The Moeraki Boulders are unusually large and spherical boulders on Koekohe Beach near Moeraki on New Zealand’s Otago coast. They originally formed on the sea floor when the mudstone was accumulating during the early Tertiary period, some 60 million years ago. The relentless pounding of waves over millennia has gradually eroded the softer sediment and uncovered the compacted spherical stones.
These boulders are grey-colored septarian concretion, a sedimentary rock that has had the space between its individual grains filled up by minerals which acted like cement. The degree of cementation varies from being relatively weak in the interior of a boulder to quite hard at its outside rim.
What is significant about these concretions is their size. Some of the boulders measure two meters in diameter and most of them are almost perfect spheres. Scattered all over the beach, they can be seen as clusters or isolated on certain spots. It is estimated that the largest of the boulders is approximately 2.2 meters in diameter.
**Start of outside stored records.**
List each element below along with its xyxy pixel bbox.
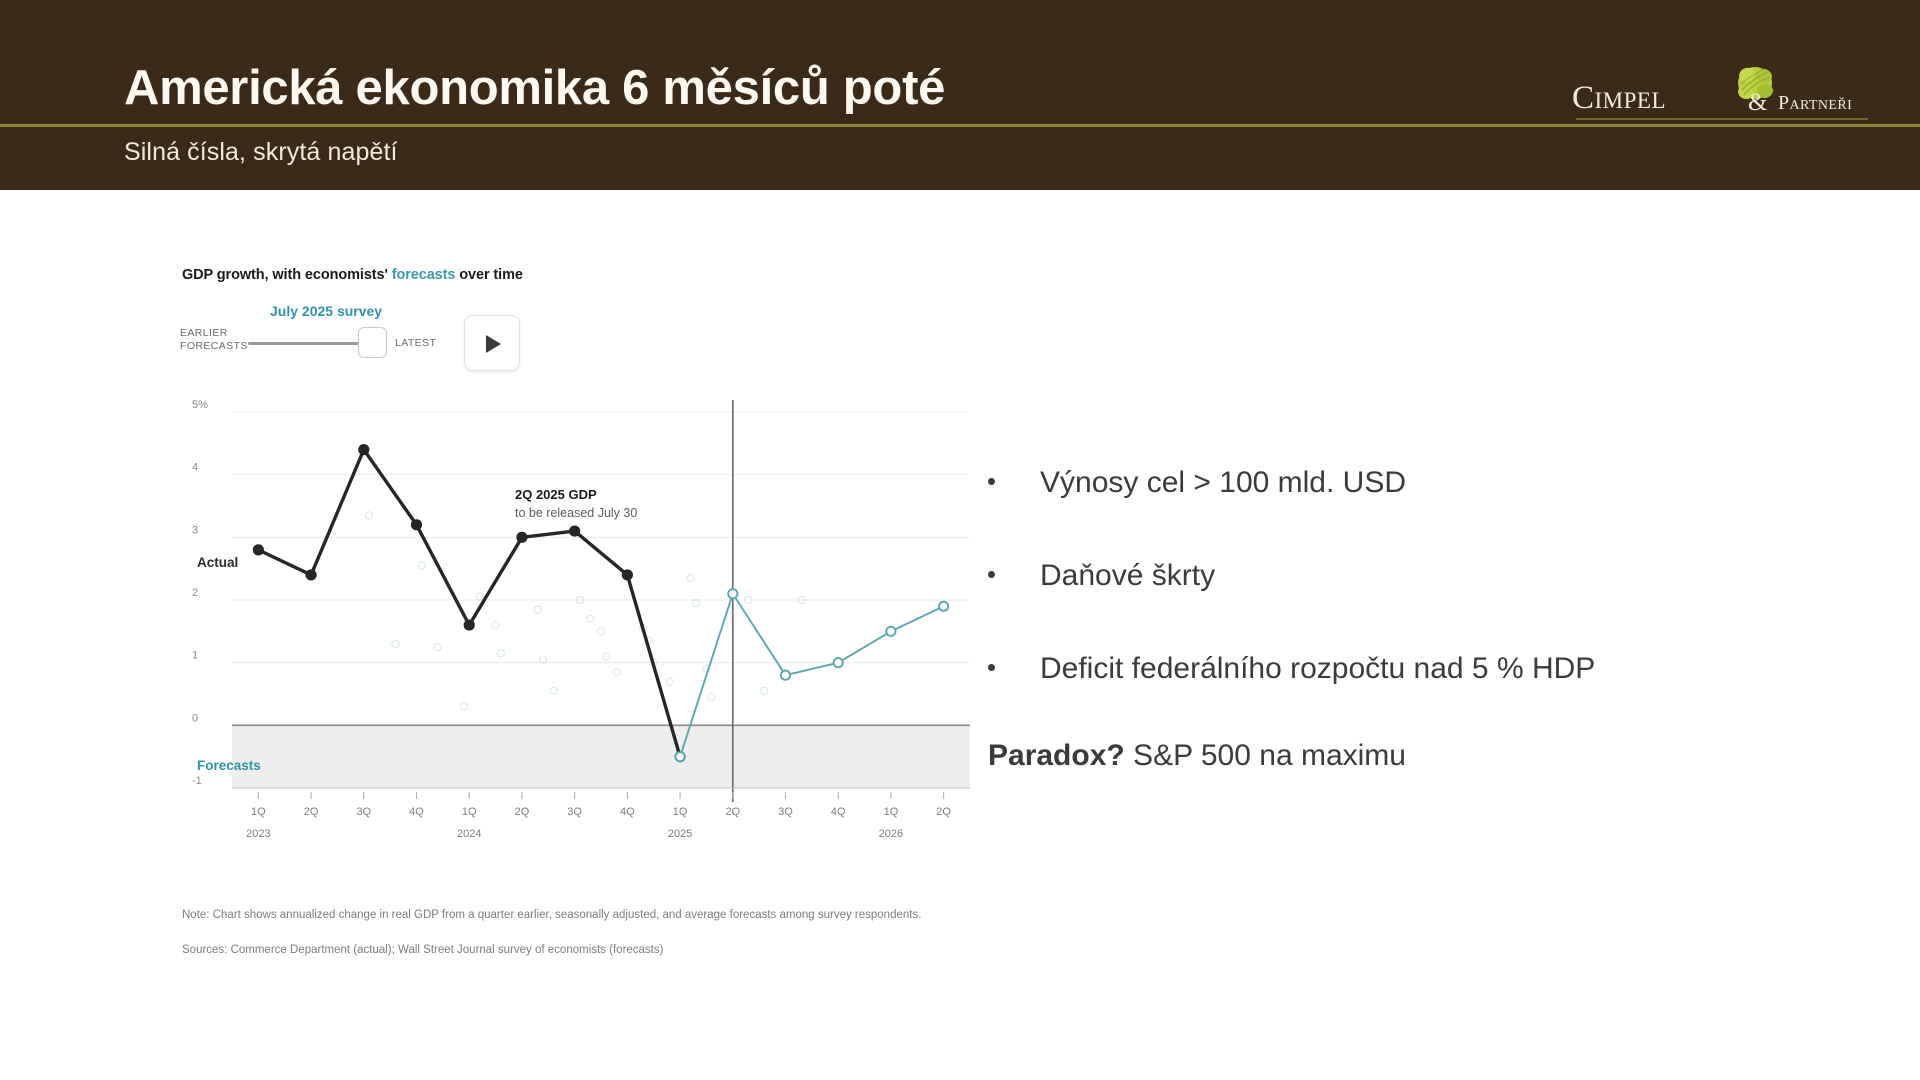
survey-slider-track[interactable] (248, 342, 366, 345)
ghost-forecast-marker (476, 593, 483, 600)
x-year-label: 2024 (457, 828, 481, 840)
x-tick-label: 1Q (462, 806, 477, 818)
series-label-actual: Actual (197, 555, 238, 570)
x-tick-label: 4Q (831, 806, 846, 818)
ghost-forecast-marker (587, 615, 594, 622)
ghost-forecast-marker (613, 668, 620, 675)
bullet-text: Deficit federálního rozpočtu nad 5 % HDP (1040, 651, 1858, 687)
x-tick-label: 1Q (251, 806, 266, 818)
play-button[interactable] (464, 315, 520, 371)
bullet-list: Výnosy cel > 100 mld. USD Daňové škrty D… (988, 465, 1858, 774)
data-point-actual (358, 444, 369, 455)
list-item: Deficit federálního rozpočtu nad 5 % HDP (988, 651, 1858, 687)
page-title: Americká ekonomika 6 měsíců poté (124, 60, 945, 116)
gdp-chart-panel: GDP growth, with economists' forecasts o… (180, 255, 980, 975)
chart-sources: Sources: Commerce Department (actual); W… (182, 943, 972, 959)
ghost-forecast-marker (539, 656, 546, 663)
bullet-text: Daňové škrty (1040, 558, 1858, 594)
ghost-forecast-marker (708, 694, 715, 701)
data-point-actual (253, 544, 264, 555)
data-point-actual (622, 569, 633, 580)
survey-date-label: July 2025 survey (270, 303, 382, 319)
x-year-label: 2026 (879, 828, 903, 840)
y-tick-label: 4 (192, 462, 198, 474)
ghost-forecast-marker (434, 643, 441, 650)
chart-title-forecasts: forecasts (392, 267, 456, 283)
x-tick-label: 1Q (673, 806, 688, 818)
chart-title-pre: GDP growth, with economists' (182, 267, 392, 283)
play-icon (486, 335, 501, 353)
chart-svg: 5%43210-11Q2Q3Q4Q1Q2Q3Q4Q1Q2Q3Q4Q1Q2Q202… (180, 390, 980, 865)
ghost-forecast-marker (603, 653, 610, 660)
logo-underline (1576, 118, 1868, 120)
header-band: Americká ekonomika 6 měsíců poté Silná č… (0, 0, 1920, 190)
chart-footnote: Note: Chart shows annualized change in r… (182, 908, 972, 924)
data-point-forecast (728, 589, 737, 598)
x-year-label: 2025 (668, 828, 692, 840)
logo-ampersand: & (1748, 89, 1767, 117)
logo-partners: Partneři (1778, 92, 1852, 115)
y-tick-label: -1 (192, 775, 202, 787)
bullet-dot-icon (988, 571, 995, 578)
ghost-forecast-marker (497, 650, 504, 657)
ghost-forecast-marker (392, 640, 399, 647)
company-logo: Cimpel & Partneři (1572, 62, 1872, 126)
x-tick-label: 3Q (356, 806, 371, 818)
data-point-actual (516, 532, 527, 543)
data-point-actual (411, 519, 422, 530)
survey-slider-thumb[interactable] (358, 327, 387, 358)
slider-earlier-label: EARLIER FORECASTS (180, 327, 248, 353)
y-tick-label: 5% (192, 399, 208, 411)
series-line-actual (258, 450, 680, 757)
series-label-forecasts: Forecasts (197, 758, 261, 773)
negative-region (232, 725, 970, 788)
y-tick-label: 1 (192, 650, 198, 662)
ghost-forecast-marker (761, 687, 768, 694)
paradox-statement: Paradox? S&P 500 na maximu (988, 738, 1858, 774)
x-tick-label: 2Q (936, 806, 951, 818)
x-tick-label: 3Q (778, 806, 793, 818)
ghost-forecast-marker (418, 562, 425, 569)
data-point-actual (464, 619, 475, 630)
x-tick-label: 1Q (884, 806, 899, 818)
ghost-forecast-marker (692, 600, 699, 607)
paradox-rest: S&P 500 na maximu (1125, 739, 1406, 772)
x-tick-label: 4Q (409, 806, 424, 818)
list-item: Daňové škrty (988, 558, 1858, 594)
ghost-forecast-marker (666, 678, 673, 685)
x-tick-label: 2Q (304, 806, 319, 818)
gdp-release-annotation-title: 2Q 2025 GDP (515, 487, 597, 502)
y-tick-label: 0 (192, 712, 198, 724)
data-point-actual (569, 525, 580, 536)
ghost-forecast-marker (492, 621, 499, 628)
ghost-forecast-marker (687, 574, 694, 581)
slider-earlier-line1: EARLIER (180, 327, 228, 339)
chart-title-post: over time (455, 267, 523, 283)
chart-plot-area: 5%43210-11Q2Q3Q4Q1Q2Q3Q4Q1Q2Q3Q4Q1Q2Q202… (180, 390, 980, 865)
x-tick-label: 2Q (515, 806, 530, 818)
page-subtitle: Silná čísla, skrytá napětí (124, 138, 398, 167)
data-point-forecast (781, 671, 790, 680)
logo-name: Cimpel (1572, 80, 1666, 117)
x-tick-label: 3Q (567, 806, 582, 818)
bullet-text: Výnosy cel > 100 mld. USD (1040, 465, 1858, 501)
data-point-actual (305, 569, 316, 580)
slider-earlier-line2: FORECASTS (180, 340, 248, 352)
x-tick-label: 2Q (725, 806, 740, 818)
ghost-forecast-marker (460, 703, 467, 710)
ghost-forecast-marker (365, 512, 372, 519)
y-tick-label: 3 (192, 524, 198, 536)
data-point-forecast (675, 752, 684, 761)
data-point-forecast (834, 658, 843, 667)
ghost-forecast-marker (534, 606, 541, 613)
x-year-label: 2023 (246, 828, 270, 840)
x-tick-label: 4Q (620, 806, 635, 818)
chart-title: GDP growth, with economists' forecasts o… (182, 267, 523, 283)
slider-latest-label: LATEST (395, 337, 436, 349)
ghost-forecast-marker (550, 687, 557, 694)
data-point-forecast (886, 627, 895, 636)
paradox-label: Paradox? (988, 739, 1125, 772)
bullet-dot-icon (988, 478, 995, 485)
ghost-forecast-marker (597, 628, 604, 635)
y-tick-label: 2 (192, 587, 198, 599)
gdp-release-annotation-sub: to be released July 30 (515, 506, 637, 520)
bullet-dot-icon (988, 664, 995, 671)
data-point-forecast (939, 602, 948, 611)
list-item: Výnosy cel > 100 mld. USD (988, 465, 1858, 501)
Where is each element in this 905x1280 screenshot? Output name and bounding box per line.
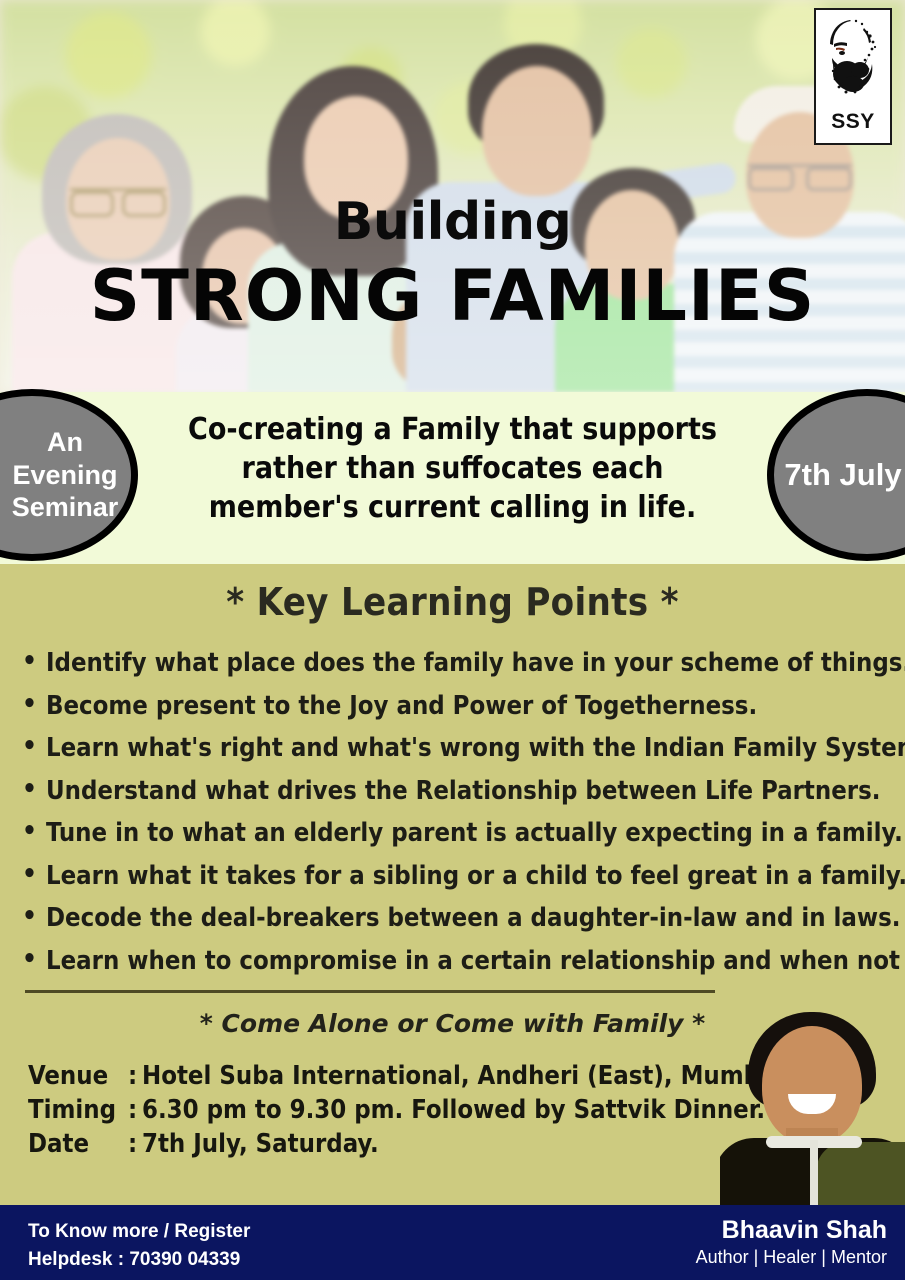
footer-contact-block: To Know more / Register Helpdesk : 70390… (28, 1218, 250, 1273)
detail-separator: : (128, 1060, 142, 1094)
list-item: Become present to the Joy and Power of T… (18, 693, 895, 721)
list-item: Identify what place does the family have… (18, 650, 895, 678)
title-line-1: Building (0, 196, 905, 248)
list-item: Learn when to compromise in a certain re… (18, 948, 895, 976)
speaker-name: Bhaavin Shah (696, 1215, 887, 1245)
list-item: Decode the deal-breakers between a daugh… (18, 905, 895, 933)
list-item: Learn what it takes for a sibling or a c… (18, 863, 895, 891)
footer-helpdesk-line[interactable]: Helpdesk : 70390 04339 (28, 1246, 250, 1274)
section-divider (25, 990, 715, 993)
speaker-roles: Author | Healer | Mentor (696, 1246, 887, 1269)
ssy-logo-text: SSY (831, 111, 875, 132)
tagline-line-1: Co-creating a Family that supports (150, 410, 755, 449)
detail-label: Venue (28, 1060, 128, 1094)
poster-root: Building STRONG FAMILIES (0, 0, 905, 1280)
poster-title-block: Building STRONG FAMILIES (0, 196, 905, 334)
main-content: * Key Learning Points * Identify what pl… (0, 564, 905, 1205)
detail-label: Timing (28, 1094, 128, 1128)
tagline-line-3: member's current calling in life. (150, 488, 755, 527)
detail-label: Date (28, 1128, 128, 1162)
list-item: Learn what's right and what's wrong with… (18, 735, 895, 763)
footer-register-line: To Know more / Register (28, 1218, 250, 1246)
title-line-2: STRONG FAMILIES (0, 260, 905, 334)
ssy-logo: SSY (814, 8, 892, 145)
footer-bar: To Know more / Register Helpdesk : 70390… (0, 1205, 905, 1280)
tagline-line-2: rather than suffocates each (150, 449, 755, 488)
tagline-text: Co-creating a Family that supports rathe… (150, 410, 755, 527)
key-learning-points-heading: * Key Learning Points * (0, 580, 905, 624)
bearded-face-sketch-icon (820, 14, 886, 110)
footer-speaker-block: Bhaavin Shah Author | Healer | Mentor (696, 1215, 887, 1269)
list-item: Tune in to what an elderly parent is act… (18, 820, 895, 848)
key-learning-points-list: Identify what place does the family have… (0, 650, 905, 975)
detail-separator: : (128, 1094, 142, 1128)
detail-separator: : (128, 1128, 142, 1162)
list-item: Understand what drives the Relationship … (18, 778, 895, 806)
speaker-portrait (720, 1010, 905, 1205)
According to Maori legend, the origin of the boulders dates from the loss of the Arai-te-uru, one of the large sailing canoes that came from distant Hawaiki. They explained them as the remains of calabashes and kumara, like big melons and potatoes because of the soft interior.
They look like some long abandoned game between giants or egg shells of sea-born dragons and some even say that they are alien eggs (apparently, the alien eggs are sent from outer space and have been washed up on the shore by the ocean).
Their bizarre cracked shells, often perfectly spherical, remain largely unexplained and keeps them regarded as “geological mystery”. These otherworldly spheres of rock continue to attract visitors to this beach, who wants to catch a glimpse of these amazing works of nature.
However, the Moeraki Boulders are not the only rocks of this size and shape. There are huge spherical boulders molded over millions of years on other coasts as well. Similar spherical boulders were discovered in Russia, Costa Rica and even in Bosnia.